PEPE RORO ET LE VIEUX COFFRE
Publié le 25 Janvier 2024
Qui ne connaît pas pépé Roro dans le village, eh bien personne !!!
Malgré ses 90 ans, pépé Roro est un homme encore vigoureux et très aimé. Jadis, il devait être un bel homme, car il a de bons restes. Dommage que son dentier bouge en parlant, cependant, on arrive à le comprendre, bien qu'il postillonne pas mal.
Buriné par le soleil, assis au bord de l'eau, tous les jours, il fait travailler ses doigts meurtris par l'arthrose. Il grimace, bougonne lorsqu'il enfonce l'aiguille pour coudre les coussins pour femmes enceintes.
Cela l'amuse grandement de faire les essayages sur un ventre rond tout tendu, devant une jolie jeune femme. Il rêve à sa jeunesse avec une certaine mélancolie où il passait sa tendre enfance. Dans ces moments, il se voit un beau jeune homme faisant du charme aux belles demoiselles. Il les invitait à danser la valse, Les robes virevoltaient. C'était un beau souvenir.

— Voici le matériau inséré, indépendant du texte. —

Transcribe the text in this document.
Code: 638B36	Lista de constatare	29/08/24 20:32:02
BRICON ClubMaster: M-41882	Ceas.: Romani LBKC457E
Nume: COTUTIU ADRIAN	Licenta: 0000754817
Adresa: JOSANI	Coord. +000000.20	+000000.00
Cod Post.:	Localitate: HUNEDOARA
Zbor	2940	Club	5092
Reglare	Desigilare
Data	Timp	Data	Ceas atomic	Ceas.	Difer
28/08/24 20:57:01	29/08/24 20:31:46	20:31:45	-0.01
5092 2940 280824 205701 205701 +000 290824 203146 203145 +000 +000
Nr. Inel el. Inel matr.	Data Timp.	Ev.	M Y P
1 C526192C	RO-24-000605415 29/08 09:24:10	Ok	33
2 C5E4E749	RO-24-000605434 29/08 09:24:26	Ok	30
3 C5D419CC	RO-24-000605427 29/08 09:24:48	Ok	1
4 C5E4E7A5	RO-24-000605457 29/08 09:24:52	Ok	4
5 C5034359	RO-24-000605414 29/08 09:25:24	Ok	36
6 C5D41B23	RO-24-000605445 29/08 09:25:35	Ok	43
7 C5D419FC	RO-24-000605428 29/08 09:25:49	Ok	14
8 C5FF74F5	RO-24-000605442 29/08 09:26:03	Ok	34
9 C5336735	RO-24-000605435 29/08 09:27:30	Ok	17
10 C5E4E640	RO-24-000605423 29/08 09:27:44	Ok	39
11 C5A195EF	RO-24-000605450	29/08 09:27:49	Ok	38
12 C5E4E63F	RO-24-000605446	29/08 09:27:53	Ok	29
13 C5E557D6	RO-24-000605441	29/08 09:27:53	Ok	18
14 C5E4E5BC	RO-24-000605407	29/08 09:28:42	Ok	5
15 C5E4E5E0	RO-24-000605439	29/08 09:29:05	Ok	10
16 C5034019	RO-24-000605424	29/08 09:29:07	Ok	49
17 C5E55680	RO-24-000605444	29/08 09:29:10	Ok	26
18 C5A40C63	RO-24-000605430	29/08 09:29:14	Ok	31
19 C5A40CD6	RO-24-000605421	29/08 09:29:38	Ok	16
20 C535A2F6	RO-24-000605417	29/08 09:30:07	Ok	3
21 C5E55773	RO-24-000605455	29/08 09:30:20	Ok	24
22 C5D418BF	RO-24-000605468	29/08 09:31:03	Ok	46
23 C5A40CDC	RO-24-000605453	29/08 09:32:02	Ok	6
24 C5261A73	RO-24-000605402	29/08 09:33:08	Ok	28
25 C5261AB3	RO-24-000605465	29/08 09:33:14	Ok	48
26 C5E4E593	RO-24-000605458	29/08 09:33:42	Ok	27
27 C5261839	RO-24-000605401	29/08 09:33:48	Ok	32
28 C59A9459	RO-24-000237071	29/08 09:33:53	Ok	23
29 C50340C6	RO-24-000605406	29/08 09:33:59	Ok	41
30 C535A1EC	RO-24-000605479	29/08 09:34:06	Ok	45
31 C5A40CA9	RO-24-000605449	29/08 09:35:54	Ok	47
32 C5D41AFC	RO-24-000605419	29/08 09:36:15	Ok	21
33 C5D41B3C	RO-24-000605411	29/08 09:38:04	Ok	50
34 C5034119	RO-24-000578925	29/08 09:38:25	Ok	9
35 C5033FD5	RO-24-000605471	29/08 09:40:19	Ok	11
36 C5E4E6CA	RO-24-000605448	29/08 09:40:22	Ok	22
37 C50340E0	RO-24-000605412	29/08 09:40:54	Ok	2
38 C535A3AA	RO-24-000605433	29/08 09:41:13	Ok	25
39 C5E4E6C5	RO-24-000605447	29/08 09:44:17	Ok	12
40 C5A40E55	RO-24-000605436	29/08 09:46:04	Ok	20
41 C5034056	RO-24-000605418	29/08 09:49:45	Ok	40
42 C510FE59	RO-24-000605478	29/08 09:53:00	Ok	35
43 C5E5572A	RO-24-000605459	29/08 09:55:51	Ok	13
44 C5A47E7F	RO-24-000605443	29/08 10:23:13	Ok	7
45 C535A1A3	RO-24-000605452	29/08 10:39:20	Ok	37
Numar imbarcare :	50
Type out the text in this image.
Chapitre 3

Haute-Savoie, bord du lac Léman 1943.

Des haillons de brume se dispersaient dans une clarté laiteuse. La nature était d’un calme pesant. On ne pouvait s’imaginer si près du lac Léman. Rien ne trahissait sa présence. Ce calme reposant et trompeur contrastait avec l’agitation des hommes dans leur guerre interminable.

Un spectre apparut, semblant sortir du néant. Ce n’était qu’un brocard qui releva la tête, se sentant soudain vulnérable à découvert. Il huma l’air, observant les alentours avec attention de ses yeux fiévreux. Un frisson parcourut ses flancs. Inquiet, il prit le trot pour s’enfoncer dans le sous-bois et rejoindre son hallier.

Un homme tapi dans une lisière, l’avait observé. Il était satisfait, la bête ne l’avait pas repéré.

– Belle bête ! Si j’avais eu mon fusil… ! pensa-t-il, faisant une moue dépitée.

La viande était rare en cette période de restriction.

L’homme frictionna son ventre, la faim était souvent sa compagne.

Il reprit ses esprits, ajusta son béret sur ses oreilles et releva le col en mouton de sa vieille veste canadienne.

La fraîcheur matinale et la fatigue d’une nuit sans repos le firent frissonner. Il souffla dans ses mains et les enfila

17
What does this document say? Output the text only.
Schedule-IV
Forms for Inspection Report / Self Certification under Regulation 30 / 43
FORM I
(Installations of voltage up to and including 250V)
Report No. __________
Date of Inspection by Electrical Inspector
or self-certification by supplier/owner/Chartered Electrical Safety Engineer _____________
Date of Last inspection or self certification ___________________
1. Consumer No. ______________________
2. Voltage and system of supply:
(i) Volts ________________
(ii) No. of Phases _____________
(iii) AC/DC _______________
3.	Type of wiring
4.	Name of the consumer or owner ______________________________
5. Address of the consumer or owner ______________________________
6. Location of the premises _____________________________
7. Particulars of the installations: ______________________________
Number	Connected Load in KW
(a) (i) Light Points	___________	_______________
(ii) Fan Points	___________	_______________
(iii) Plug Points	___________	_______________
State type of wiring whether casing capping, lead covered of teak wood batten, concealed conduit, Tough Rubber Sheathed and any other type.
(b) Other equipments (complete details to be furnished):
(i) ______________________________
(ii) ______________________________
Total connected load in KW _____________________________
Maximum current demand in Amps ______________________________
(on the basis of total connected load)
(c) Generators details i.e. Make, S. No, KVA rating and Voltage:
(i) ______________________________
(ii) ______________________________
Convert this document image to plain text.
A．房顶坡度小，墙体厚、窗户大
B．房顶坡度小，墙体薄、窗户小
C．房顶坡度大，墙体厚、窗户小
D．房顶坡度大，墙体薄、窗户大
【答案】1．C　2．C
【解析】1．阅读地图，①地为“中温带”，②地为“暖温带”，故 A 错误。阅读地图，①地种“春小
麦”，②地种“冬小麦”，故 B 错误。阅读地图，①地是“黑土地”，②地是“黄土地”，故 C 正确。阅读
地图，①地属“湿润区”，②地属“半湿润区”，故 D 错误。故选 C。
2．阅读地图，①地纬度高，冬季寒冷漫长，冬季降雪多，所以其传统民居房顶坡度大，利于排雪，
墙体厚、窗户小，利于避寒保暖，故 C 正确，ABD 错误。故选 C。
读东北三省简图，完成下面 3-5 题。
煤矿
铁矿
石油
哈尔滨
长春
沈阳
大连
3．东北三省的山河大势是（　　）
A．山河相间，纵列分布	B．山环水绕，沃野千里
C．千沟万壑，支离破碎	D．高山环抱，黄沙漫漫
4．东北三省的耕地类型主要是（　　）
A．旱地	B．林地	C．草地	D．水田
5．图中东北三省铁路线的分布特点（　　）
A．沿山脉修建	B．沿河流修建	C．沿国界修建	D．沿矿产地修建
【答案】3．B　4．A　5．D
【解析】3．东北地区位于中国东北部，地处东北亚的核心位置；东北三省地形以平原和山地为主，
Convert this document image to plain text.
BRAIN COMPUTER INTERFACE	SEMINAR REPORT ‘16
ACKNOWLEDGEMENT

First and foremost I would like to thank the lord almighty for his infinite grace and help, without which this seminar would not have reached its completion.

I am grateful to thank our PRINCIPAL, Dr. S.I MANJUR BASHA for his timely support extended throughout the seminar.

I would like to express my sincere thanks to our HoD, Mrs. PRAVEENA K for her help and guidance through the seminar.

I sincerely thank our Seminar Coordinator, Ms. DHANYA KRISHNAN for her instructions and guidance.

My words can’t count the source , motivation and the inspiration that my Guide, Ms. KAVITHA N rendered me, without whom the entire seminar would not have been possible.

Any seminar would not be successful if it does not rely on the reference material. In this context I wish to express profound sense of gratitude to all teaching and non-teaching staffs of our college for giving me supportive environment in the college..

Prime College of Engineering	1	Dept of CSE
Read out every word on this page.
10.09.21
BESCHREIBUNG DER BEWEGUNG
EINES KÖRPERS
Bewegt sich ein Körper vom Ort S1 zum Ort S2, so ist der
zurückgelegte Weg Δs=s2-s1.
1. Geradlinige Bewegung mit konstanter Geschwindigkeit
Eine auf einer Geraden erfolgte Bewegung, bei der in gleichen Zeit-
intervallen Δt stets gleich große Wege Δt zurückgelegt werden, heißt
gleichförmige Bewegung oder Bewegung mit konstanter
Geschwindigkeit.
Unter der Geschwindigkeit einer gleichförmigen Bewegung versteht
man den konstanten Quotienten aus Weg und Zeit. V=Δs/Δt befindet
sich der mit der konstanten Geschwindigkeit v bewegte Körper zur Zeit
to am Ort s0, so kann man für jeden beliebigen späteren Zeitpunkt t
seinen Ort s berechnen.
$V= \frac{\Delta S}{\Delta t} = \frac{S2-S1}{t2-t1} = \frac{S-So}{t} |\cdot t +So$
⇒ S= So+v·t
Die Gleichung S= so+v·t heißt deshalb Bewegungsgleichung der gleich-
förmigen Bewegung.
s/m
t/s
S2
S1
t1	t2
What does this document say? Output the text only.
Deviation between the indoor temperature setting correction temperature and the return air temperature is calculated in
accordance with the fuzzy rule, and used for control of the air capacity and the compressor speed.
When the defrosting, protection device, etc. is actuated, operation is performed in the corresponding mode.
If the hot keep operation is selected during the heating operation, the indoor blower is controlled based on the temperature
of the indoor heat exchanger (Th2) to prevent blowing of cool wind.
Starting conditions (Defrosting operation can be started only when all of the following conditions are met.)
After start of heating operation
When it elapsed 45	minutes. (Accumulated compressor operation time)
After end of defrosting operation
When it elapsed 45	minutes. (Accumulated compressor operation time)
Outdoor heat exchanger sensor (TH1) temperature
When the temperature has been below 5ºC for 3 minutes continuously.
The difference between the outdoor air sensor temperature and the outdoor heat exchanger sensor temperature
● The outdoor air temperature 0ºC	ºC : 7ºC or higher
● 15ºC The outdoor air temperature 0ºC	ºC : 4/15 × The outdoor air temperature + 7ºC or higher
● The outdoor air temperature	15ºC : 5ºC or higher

Le soir, sa journée de travail finie, il repart en clopinant tant bien que mal, rentre dans son oikos, descend dans sa chambre au rez-de-chaussée. Là, il lui arrive quelquefois d'ouvrir son vieux coffre en bois, pas tout à fait vieux comme lui, mais presque, son père lui avait confectionné pour un de ses jolis noël.
Ce coffre contient à ses yeux toute sa richesse. Des alliances de grand-mère, grand-père, mère, parfois il devient nostalgique et se met à songer, à rassembler toutes ces lointaines images pendant de longues minutes. Il y a aussi un paquet épais d'enveloppes ficelées, qui contiennent « Dieu sait » depuis plusieurs décennies, tous les plus beaux mots d'amour, les déceptions amoureuses et d'amitié qu'il a reçu dans sa longue vie, mais ne s'en rappelle plus.
Les jours,où son moral est au plancher, il lui arrive de fouiller au fond du coffre, et sort un petit souvenir, il le scrute, essaie de se rappeler l'histoire de ce talisman, mais peine perdue, il abandonne, car rien ne remonte à la surface. Alors, un peu triste, il referme son coffre, objet inestimable pour lui, il le cajole avec des yeux remplis de larmes, et de ses mains osseuses, le caresse, lui barbote en patois, tout en douceur, une litanie de regrets, mais aussi une demande de pardon d'être devenu vieux, et d'oublier tous les beaux moments de joies passés ensemble.